Whelan noted – we train our teams on what we call empty-bucket sessions where people state the facts of the problem, their interpretation and analysis of the facts and then and only then work collaboratively with their manager towards a solution. The idea being until you get to the bottom of things and everything is out there, you can’t start to build solutions.
It sounds simple – but it struck us with a few word of substitution these steps would provide a straightforward framework for sales managers to use when working with their sales teams to review sales strategy.

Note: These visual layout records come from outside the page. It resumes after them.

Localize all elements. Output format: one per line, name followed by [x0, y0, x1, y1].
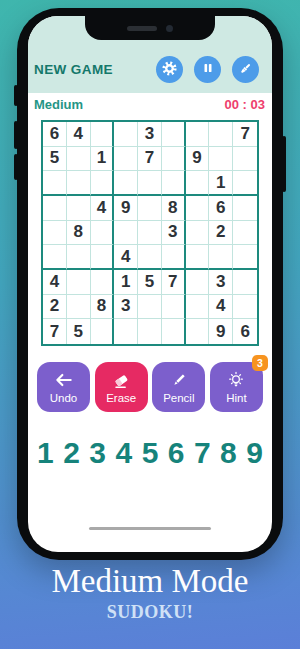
sudoku-cell-empty[interactable]	[162, 295, 186, 320]
sudoku-cell-empty[interactable]	[138, 319, 162, 344]
sudoku-cell-given[interactable]: 4	[67, 122, 91, 147]
sudoku-cell-empty[interactable]	[209, 147, 233, 172]
sudoku-cell-empty[interactable]	[138, 245, 162, 270]
pencil-label: Pencil	[163, 392, 194, 404]
number-pad: 123456789	[28, 436, 272, 469]
sudoku-cell-given[interactable]: 6	[233, 319, 257, 344]
footer-caption: Medium Mode SUDOKU!	[0, 562, 300, 623]
settings-button[interactable]	[156, 56, 183, 83]
hint-count-badge: 3	[252, 355, 268, 371]
numpad-digit-1[interactable]: 1	[37, 436, 54, 469]
sudoku-cell-empty[interactable]	[162, 171, 186, 196]
sudoku-cell-empty[interactable]	[114, 171, 138, 196]
sudoku-cell-empty[interactable]	[67, 295, 91, 320]
sudoku-cell-given[interactable]: 8	[91, 295, 115, 320]
erase-button[interactable]: Erase	[95, 362, 148, 412]
eraser-icon	[111, 370, 131, 390]
sudoku-cell-given[interactable]: 4	[209, 295, 233, 320]
sudoku-cell-empty[interactable]	[67, 270, 91, 295]
sudoku-cell-empty[interactable]	[91, 319, 115, 344]
numpad-digit-7[interactable]: 7	[194, 436, 211, 469]
sudoku-cell-given[interactable]: 9	[186, 147, 210, 172]
sudoku-cell-empty[interactable]	[162, 319, 186, 344]
sudoku-grid: 643751791498683244157328347596	[41, 120, 259, 346]
sudoku-cell-given[interactable]: 4	[91, 196, 115, 221]
pencil-icon	[170, 370, 188, 390]
sudoku-cell-empty[interactable]	[43, 245, 67, 270]
sudoku-cell-empty[interactable]	[186, 245, 210, 270]
undo-button[interactable]: Undo	[37, 362, 90, 412]
sudoku-cell-empty[interactable]	[91, 171, 115, 196]
sudoku-cell-given[interactable]: 4	[114, 245, 138, 270]
header-icon-group	[156, 56, 259, 83]
sudoku-cell-empty[interactable]	[186, 171, 210, 196]
difficulty-label: Medium	[34, 97, 83, 113]
sudoku-cell-given[interactable]: 8	[67, 221, 91, 246]
sudoku-cell-empty[interactable]	[114, 221, 138, 246]
sudoku-cell-given[interactable]: 2	[43, 295, 67, 320]
sudoku-cell-given[interactable]: 1	[114, 270, 138, 295]
sudoku-cell-empty[interactable]	[43, 171, 67, 196]
sudoku-cell-empty[interactable]	[233, 270, 257, 295]
sudoku-cell-given[interactable]: 7	[43, 319, 67, 344]
sudoku-cell-given[interactable]: 1	[209, 171, 233, 196]
numpad-digit-6[interactable]: 6	[168, 436, 185, 469]
sudoku-cell-empty[interactable]	[67, 171, 91, 196]
sudoku-cell-empty[interactable]	[91, 122, 115, 147]
sudoku-cell-given[interactable]: 6	[43, 122, 67, 147]
sudoku-cell-empty[interactable]	[233, 295, 257, 320]
camera-dot	[166, 25, 173, 32]
sudoku-cell-given[interactable]: 5	[138, 270, 162, 295]
numpad-digit-3[interactable]: 3	[89, 436, 106, 469]
numpad-digit-8[interactable]: 8	[220, 436, 237, 469]
phone-frame: NEW GAME	[17, 8, 283, 560]
gear-icon	[161, 60, 178, 80]
sudoku-cell-empty[interactable]	[43, 221, 67, 246]
sudoku-cell-empty[interactable]	[43, 196, 67, 221]
sudoku-cell-empty[interactable]	[67, 147, 91, 172]
numpad-digit-9[interactable]: 9	[246, 436, 263, 469]
sudoku-cell-given[interactable]: 7	[138, 147, 162, 172]
sudoku-cell-empty[interactable]	[209, 122, 233, 147]
hint-label: Hint	[226, 392, 246, 404]
sudoku-cell-empty[interactable]	[114, 147, 138, 172]
sudoku-cell-given[interactable]: 3	[138, 122, 162, 147]
sudoku-cell-empty[interactable]	[91, 245, 115, 270]
sudoku-cell-given[interactable]: 7	[233, 122, 257, 147]
undo-label: Undo	[50, 392, 78, 404]
sudoku-cell-empty[interactable]	[233, 147, 257, 172]
sudoku-cell-empty[interactable]	[114, 319, 138, 344]
status-row: Medium 00 : 03	[34, 97, 265, 113]
sudoku-cell-empty[interactable]	[162, 147, 186, 172]
sudoku-cell-given[interactable]: 8	[162, 196, 186, 221]
sudoku-cell-given[interactable]: 7	[162, 270, 186, 295]
sudoku-cell-given[interactable]: 4	[43, 270, 67, 295]
sudoku-cell-given[interactable]: 5	[43, 147, 67, 172]
sudoku-cell-given[interactable]: 5	[67, 319, 91, 344]
sudoku-cell-given[interactable]: 1	[91, 147, 115, 172]
sudoku-cell-empty[interactable]	[209, 245, 233, 270]
sudoku-cell-empty[interactable]	[186, 295, 210, 320]
volume-up-button	[14, 121, 18, 149]
sudoku-cell-empty[interactable]	[186, 221, 210, 246]
theme-brush-button[interactable]	[232, 56, 259, 83]
footer-title: Medium Mode	[0, 562, 300, 600]
gradient-background: NEW GAME	[0, 0, 300, 649]
sudoku-cell-given[interactable]: 2	[209, 221, 233, 246]
sudoku-cell-empty[interactable]	[186, 319, 210, 344]
sudoku-cell-empty[interactable]	[186, 196, 210, 221]
numpad-digit-5[interactable]: 5	[142, 436, 159, 469]
page-title: NEW GAME	[34, 62, 113, 77]
sudoku-cell-given[interactable]: 3	[114, 295, 138, 320]
sudoku-cell-empty[interactable]	[138, 196, 162, 221]
notch	[85, 16, 215, 40]
sudoku-cell-given[interactable]: 3	[209, 270, 233, 295]
numpad-digit-4[interactable]: 4	[115, 436, 132, 469]
speaker-slot	[127, 26, 157, 31]
volume-down-button	[14, 154, 18, 180]
toolbar: Undo Erase	[28, 362, 272, 412]
pause-button[interactable]	[194, 56, 221, 83]
pencil-button[interactable]: Pencil	[152, 362, 205, 412]
sudoku-cell-empty[interactable]	[91, 221, 115, 246]
sudoku-cell-empty[interactable]	[186, 122, 210, 147]
sudoku-cell-empty[interactable]	[233, 171, 257, 196]
sudoku-cell-given[interactable]: 9	[209, 319, 233, 344]
sudoku-cell-empty[interactable]	[67, 196, 91, 221]
home-indicator[interactable]	[89, 527, 211, 530]
sudoku-cell-given[interactable]: 6	[209, 196, 233, 221]
footer-subtitle: SUDOKU!	[0, 602, 300, 623]
erase-label: Erase	[106, 392, 136, 404]
numpad-digit-2[interactable]: 2	[63, 436, 80, 469]
sudoku-cell-empty[interactable]	[233, 245, 257, 270]
sudoku-cell-empty[interactable]	[233, 221, 257, 246]
power-button	[282, 136, 286, 192]
mute-switch	[14, 85, 18, 106]
sudoku-cell-empty[interactable]	[186, 270, 210, 295]
sudoku-cell-empty[interactable]	[91, 270, 115, 295]
pause-icon	[201, 61, 215, 78]
paint-brush-icon	[238, 61, 253, 79]
sudoku-cell-empty[interactable]	[114, 122, 138, 147]
undo-arrow-icon	[54, 370, 74, 390]
hint-button[interactable]: 3 Hint	[210, 362, 263, 412]
lightbulb-icon	[226, 370, 246, 390]
sudoku-cell-empty[interactable]	[138, 171, 162, 196]
sudoku-cell-empty[interactable]	[138, 295, 162, 320]
sudoku-cell-empty[interactable]	[138, 221, 162, 246]
sudoku-cell-empty[interactable]	[162, 245, 186, 270]
timer: 00 : 03	[225, 97, 265, 113]
sudoku-cell-empty[interactable]	[162, 122, 186, 147]
sudoku-cell-given[interactable]: 3	[162, 221, 186, 246]
sudoku-cell-empty[interactable]	[233, 196, 257, 221]
sudoku-cell-empty[interactable]	[67, 245, 91, 270]
sudoku-cell-given[interactable]: 9	[114, 196, 138, 221]
phone-screen: NEW GAME	[28, 16, 272, 552]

This means sales managers would ask a sales rep to:
- State the facts of the sales situation – like customer needs, competition, decision makers and influencers, and so forth.
- Delineate their interpretation and analysis of the sales situation – is this a viable opportunity and why? what’s our competitive advantage? are there barriers to overcome and what resources will be required?

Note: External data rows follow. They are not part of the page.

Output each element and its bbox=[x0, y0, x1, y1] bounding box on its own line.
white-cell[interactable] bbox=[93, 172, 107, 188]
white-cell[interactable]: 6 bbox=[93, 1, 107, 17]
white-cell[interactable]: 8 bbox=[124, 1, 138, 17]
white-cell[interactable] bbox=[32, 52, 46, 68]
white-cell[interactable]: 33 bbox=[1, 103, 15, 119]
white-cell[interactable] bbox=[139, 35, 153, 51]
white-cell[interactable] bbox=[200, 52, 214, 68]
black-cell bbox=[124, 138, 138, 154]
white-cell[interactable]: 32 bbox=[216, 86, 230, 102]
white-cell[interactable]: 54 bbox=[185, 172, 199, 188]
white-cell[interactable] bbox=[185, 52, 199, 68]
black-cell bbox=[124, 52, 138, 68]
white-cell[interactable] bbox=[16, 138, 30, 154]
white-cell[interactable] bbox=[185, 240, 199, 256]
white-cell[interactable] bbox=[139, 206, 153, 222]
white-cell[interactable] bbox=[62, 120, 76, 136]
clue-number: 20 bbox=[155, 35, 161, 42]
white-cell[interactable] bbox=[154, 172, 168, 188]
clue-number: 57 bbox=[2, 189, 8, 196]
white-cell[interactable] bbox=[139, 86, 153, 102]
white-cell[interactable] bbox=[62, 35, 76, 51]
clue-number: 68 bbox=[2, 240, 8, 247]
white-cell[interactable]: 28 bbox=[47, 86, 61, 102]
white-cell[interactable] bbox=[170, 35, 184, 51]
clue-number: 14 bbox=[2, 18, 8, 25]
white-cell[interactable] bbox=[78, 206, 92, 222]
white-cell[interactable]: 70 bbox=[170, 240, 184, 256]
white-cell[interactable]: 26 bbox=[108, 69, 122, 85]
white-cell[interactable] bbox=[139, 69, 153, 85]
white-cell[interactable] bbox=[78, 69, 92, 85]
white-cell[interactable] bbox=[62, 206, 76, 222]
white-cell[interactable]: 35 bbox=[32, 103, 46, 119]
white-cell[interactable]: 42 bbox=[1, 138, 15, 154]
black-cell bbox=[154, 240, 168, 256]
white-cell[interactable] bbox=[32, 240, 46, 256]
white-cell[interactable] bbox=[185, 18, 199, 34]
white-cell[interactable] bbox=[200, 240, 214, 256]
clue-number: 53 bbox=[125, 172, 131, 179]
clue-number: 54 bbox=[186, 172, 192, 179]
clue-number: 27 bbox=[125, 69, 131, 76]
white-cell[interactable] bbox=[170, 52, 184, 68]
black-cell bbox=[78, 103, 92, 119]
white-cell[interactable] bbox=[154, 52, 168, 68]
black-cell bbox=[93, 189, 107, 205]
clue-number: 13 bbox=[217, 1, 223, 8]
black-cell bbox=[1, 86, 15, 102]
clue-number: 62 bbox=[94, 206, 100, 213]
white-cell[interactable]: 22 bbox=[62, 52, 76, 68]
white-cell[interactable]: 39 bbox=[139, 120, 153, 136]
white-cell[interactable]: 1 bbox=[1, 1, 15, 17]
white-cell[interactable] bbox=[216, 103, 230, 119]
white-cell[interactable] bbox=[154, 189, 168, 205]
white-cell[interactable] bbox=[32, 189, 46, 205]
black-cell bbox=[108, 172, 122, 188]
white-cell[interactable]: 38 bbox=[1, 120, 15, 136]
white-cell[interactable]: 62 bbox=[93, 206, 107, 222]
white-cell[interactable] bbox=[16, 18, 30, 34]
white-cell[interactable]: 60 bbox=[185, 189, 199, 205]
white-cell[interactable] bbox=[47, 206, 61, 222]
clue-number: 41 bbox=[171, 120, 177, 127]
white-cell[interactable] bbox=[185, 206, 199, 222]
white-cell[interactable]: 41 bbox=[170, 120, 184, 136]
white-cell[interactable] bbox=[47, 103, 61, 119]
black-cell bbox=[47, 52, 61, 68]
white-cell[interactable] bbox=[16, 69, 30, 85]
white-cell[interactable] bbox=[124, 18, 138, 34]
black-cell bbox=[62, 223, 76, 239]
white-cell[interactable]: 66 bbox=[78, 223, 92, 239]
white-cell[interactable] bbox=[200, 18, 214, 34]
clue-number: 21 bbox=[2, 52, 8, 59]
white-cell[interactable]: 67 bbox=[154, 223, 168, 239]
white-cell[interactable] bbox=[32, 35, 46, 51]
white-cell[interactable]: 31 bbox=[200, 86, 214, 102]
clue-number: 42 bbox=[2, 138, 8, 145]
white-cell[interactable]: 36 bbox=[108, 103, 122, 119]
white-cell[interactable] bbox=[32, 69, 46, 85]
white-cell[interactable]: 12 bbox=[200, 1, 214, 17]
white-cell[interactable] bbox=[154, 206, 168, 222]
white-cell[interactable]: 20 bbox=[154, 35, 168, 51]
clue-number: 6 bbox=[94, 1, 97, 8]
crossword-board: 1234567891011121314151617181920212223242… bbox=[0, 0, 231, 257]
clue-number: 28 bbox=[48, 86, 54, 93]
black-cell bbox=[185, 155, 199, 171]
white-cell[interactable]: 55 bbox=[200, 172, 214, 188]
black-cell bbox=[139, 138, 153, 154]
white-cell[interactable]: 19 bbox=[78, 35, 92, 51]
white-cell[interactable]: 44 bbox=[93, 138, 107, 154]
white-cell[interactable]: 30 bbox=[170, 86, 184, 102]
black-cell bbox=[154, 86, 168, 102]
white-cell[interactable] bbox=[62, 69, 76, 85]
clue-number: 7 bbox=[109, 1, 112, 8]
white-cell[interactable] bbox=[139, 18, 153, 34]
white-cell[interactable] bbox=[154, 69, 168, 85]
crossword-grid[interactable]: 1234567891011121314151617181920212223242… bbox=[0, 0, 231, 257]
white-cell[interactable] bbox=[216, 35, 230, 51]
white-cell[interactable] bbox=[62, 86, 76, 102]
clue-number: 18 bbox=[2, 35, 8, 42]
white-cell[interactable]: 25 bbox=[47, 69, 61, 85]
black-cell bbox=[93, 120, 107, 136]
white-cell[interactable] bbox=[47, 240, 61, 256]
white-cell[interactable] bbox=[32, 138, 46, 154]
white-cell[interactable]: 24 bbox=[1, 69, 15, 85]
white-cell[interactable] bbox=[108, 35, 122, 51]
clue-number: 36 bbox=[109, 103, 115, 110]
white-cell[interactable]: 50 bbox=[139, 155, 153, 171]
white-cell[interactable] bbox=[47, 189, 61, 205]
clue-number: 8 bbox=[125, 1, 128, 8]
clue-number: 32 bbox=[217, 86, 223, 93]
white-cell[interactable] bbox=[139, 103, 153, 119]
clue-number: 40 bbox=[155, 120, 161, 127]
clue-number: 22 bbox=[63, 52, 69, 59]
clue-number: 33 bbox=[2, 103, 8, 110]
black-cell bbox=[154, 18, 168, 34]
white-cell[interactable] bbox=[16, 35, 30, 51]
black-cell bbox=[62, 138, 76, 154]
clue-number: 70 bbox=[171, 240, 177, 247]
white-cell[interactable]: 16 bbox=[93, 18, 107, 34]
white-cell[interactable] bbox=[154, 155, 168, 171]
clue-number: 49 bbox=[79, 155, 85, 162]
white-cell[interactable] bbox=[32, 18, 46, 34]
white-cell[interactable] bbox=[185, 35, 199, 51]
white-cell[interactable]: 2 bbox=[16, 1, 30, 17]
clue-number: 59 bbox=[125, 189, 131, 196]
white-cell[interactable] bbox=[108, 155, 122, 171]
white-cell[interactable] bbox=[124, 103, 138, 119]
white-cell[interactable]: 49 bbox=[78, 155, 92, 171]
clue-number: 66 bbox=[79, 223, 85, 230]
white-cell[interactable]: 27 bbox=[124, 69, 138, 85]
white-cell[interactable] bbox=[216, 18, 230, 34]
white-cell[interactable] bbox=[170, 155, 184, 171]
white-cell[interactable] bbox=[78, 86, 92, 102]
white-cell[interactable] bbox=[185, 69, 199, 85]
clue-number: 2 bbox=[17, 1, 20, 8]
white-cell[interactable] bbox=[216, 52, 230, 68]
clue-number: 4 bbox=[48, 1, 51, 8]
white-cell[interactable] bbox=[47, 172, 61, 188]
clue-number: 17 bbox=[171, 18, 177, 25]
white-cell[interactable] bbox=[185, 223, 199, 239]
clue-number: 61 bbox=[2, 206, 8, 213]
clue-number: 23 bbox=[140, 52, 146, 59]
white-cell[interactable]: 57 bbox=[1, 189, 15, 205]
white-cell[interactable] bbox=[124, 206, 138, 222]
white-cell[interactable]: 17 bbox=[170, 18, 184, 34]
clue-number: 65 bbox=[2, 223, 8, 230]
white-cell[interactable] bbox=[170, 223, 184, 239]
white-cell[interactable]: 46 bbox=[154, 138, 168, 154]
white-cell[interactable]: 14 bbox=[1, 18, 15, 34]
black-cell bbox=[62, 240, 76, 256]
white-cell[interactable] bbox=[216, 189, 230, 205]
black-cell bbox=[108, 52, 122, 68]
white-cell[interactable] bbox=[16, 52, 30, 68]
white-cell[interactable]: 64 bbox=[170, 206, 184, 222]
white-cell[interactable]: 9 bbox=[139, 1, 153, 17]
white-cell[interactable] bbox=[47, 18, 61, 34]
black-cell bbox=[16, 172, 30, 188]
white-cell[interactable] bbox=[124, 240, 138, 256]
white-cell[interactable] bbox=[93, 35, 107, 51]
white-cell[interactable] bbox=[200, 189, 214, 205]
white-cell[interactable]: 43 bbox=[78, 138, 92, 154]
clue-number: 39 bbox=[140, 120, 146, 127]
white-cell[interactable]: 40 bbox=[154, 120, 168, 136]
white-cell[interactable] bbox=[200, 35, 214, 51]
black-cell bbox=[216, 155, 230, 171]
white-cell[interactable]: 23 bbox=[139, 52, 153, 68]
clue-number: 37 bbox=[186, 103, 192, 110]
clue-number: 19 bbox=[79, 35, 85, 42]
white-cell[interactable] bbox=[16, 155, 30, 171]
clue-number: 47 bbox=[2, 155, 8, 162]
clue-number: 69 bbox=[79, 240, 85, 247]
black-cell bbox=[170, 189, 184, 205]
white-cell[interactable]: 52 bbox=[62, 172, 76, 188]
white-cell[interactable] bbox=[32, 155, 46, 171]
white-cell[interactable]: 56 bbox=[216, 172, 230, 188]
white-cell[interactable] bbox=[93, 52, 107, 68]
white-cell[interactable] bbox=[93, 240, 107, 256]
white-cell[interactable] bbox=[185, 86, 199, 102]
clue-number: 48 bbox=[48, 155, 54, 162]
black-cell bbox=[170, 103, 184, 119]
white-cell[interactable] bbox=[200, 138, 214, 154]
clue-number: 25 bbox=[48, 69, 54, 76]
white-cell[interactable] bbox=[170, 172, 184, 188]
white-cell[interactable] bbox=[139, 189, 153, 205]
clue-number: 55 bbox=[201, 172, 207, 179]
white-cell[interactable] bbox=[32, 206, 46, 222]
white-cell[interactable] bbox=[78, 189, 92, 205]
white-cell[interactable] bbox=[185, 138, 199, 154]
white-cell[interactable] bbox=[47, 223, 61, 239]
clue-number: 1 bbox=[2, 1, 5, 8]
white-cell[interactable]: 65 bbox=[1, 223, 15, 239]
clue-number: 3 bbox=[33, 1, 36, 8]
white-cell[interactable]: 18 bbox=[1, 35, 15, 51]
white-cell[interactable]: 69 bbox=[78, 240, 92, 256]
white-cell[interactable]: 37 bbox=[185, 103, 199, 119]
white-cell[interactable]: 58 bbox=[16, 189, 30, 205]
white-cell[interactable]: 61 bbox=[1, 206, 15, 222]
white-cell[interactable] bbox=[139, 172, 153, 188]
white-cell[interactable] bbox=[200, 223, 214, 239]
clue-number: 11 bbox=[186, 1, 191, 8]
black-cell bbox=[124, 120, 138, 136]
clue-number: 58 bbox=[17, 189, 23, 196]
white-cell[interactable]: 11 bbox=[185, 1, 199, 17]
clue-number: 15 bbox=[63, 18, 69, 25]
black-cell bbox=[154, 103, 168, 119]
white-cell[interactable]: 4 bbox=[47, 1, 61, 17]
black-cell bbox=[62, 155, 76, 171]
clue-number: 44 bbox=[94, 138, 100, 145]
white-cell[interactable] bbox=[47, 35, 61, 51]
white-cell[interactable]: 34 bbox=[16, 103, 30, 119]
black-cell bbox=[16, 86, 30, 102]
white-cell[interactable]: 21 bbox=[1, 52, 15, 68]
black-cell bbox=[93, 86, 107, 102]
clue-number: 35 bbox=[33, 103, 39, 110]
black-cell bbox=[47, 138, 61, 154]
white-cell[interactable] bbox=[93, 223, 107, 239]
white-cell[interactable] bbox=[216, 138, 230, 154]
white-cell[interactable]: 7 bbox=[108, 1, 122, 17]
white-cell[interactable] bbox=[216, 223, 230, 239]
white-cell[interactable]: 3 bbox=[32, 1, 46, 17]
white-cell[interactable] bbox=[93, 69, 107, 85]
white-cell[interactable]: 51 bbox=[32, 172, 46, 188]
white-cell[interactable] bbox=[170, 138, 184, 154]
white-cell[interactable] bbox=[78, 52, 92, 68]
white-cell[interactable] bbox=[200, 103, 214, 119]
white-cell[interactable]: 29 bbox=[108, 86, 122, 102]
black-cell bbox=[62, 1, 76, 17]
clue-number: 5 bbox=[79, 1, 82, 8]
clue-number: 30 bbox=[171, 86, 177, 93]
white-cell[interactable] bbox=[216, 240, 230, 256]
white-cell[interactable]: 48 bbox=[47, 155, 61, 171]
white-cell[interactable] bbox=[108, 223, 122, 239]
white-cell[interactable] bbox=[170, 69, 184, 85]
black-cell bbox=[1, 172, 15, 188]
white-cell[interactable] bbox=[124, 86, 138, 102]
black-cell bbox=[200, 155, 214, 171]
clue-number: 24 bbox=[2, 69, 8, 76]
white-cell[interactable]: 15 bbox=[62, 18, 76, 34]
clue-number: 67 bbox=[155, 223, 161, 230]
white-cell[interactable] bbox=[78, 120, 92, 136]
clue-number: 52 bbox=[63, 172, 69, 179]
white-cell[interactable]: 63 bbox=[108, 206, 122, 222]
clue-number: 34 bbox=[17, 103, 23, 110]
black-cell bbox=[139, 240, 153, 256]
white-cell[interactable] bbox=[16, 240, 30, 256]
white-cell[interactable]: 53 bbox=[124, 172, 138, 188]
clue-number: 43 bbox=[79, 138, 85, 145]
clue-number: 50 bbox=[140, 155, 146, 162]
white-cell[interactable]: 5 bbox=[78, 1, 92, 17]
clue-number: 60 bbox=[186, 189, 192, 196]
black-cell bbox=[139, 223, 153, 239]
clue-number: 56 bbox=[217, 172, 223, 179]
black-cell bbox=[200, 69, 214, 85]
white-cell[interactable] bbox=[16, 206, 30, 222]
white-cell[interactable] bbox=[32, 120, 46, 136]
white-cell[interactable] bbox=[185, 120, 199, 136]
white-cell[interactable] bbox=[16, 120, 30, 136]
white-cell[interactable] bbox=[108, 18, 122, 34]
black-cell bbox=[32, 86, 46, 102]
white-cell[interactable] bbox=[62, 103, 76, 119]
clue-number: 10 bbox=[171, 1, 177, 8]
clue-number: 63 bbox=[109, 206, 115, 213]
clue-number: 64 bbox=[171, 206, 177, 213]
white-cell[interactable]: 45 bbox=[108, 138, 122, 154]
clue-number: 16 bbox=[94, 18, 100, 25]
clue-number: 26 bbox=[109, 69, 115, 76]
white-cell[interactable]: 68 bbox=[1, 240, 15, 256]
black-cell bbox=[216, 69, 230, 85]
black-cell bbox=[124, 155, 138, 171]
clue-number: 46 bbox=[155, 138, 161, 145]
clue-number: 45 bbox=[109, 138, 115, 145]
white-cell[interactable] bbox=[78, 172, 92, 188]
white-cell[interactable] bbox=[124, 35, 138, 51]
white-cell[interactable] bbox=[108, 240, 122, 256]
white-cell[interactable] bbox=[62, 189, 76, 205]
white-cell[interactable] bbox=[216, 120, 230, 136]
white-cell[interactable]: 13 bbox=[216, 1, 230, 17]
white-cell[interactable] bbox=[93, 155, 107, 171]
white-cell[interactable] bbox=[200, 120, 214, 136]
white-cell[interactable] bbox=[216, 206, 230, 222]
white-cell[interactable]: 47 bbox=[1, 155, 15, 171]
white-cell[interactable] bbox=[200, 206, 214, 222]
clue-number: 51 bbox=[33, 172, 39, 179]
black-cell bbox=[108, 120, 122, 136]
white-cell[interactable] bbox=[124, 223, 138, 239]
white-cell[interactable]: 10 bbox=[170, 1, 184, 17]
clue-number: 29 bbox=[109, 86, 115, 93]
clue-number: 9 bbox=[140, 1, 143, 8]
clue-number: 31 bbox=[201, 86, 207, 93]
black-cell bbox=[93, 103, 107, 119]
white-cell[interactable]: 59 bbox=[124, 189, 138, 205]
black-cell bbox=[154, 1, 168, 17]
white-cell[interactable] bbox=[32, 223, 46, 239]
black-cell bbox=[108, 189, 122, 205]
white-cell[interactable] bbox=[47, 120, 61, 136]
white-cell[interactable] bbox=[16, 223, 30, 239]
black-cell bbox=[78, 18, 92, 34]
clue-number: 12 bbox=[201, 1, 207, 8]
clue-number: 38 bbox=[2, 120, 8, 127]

- Work collaboratively with the sales manager to craft a sales strategy for the opportunity.
One of the reasons this message attracted our attention was our observation that many sales manager/sales rep strategy sessions are more backward rather than forward looking. They are strategy review sessions about what did happen as opposed to strategy sessions about what should happen moving forward.
Time is a valuable asset. We would suggest that time spent taking a fresh look for how to win new business is a better investment than rehashing old information about old problems one more time. Whelan’s empty-bucket idea is a simple but effective framework for conducting that better investment.